The nonprofit Education Trust calculates that although the average gap in per-pupil spending across the country between high-income districts and low-income ones was $938 in 2005, the gap was $2,235 in Illinois. Only New York had a larger gap that year.

"These schools are segregated," said Rhonda Storball, a post office worker who moved to the suburbs specifically so her two children could attend better schools. She said she is now the only African American in her neighborhood and that her children had trouble adjusting to their new schools because their Chicago education left them behind academically.

On Tuesday, New Trier opened its gym and auditorium for Chicago students to fill out registration forms. But in keeping with state law, the students will be rejected because they do not live in the district.

Arne Duncan, chief executive of the Chicago school system, called the state's property-tax-based funding structure for education "fundamentally broken."

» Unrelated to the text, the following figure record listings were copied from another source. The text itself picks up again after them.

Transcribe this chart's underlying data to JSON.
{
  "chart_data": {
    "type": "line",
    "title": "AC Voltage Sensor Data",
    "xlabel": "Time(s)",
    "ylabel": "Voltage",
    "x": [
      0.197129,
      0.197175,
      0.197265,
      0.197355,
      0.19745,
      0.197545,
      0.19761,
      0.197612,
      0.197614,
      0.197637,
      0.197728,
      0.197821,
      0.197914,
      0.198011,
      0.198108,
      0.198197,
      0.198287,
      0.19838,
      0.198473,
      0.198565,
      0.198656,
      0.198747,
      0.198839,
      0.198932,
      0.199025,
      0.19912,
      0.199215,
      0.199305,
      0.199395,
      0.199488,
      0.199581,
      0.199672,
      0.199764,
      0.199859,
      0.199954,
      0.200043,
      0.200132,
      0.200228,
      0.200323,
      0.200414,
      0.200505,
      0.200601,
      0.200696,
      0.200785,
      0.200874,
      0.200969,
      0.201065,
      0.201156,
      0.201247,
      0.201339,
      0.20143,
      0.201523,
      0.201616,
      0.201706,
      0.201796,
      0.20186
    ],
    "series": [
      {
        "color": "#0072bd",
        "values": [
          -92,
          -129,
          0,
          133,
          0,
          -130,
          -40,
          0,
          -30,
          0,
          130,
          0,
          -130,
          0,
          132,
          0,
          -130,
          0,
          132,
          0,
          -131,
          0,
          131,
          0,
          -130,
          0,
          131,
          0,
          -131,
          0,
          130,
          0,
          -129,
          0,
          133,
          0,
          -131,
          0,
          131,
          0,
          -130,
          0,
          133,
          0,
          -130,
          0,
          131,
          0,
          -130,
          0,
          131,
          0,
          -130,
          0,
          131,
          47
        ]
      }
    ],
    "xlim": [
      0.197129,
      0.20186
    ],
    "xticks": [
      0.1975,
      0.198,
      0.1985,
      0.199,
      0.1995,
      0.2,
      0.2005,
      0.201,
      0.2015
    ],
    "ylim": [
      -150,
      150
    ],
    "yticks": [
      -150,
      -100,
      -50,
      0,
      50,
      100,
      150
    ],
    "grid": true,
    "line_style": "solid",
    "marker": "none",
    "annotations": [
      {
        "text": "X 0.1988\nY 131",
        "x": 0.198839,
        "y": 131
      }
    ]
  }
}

"It is totally separate and totally unequal," he said. "The children of the rich get a different education than the children of the poor. We continue to fight that battle every way we can."

In August, the Chicago Urban League filed a civil rights lawsuit in the Circuit Court of Cook County against the state of Illinois and state board of education. The suit alleges that the current funding of education violates the state constitution.

On Wednesday, Meeks brought busloads of boycotting students to downtown office buildings to protest. He called off the boycott Wednesday evening, saying he was still seeking a meeting with the governor and top legislators.

A recent analysis by the nonprofit Chicago-based Community Renewal Society found that statewide, lower-income districts have voted for higher property tax rates than wealthier areas, but the resulting funds raised for schools are still inadequate because property values are lower.

Though they agree school funding needs an overhaul, Mayor Richard M. Daley and Duncan stridently opposed the boycott, with Duncan calling it "the right fight but the wrong strategy." He visited seven African American and Latino churches on Sunday urging students to show up for school. He said first-day attendance was high despite the boycott, thanks to school district efforts including canvassing and distribution of free school supplies.

Meeks proposed a pilot project to spend $120 million over three years to create new schools and measure the academic results. He offered to call off the boycott if Gov. Rod Blagojevich (D) and state legislators met with him during the Democratic National Convention in Denver. The meeting did not take place.

"The governor likes the concept but wants to hear more," Blagojevich spokesman Lucio Guerrero said. "That they weren't able to get together in Denver shouldn't be the end of it. It's still something he wants to pursue."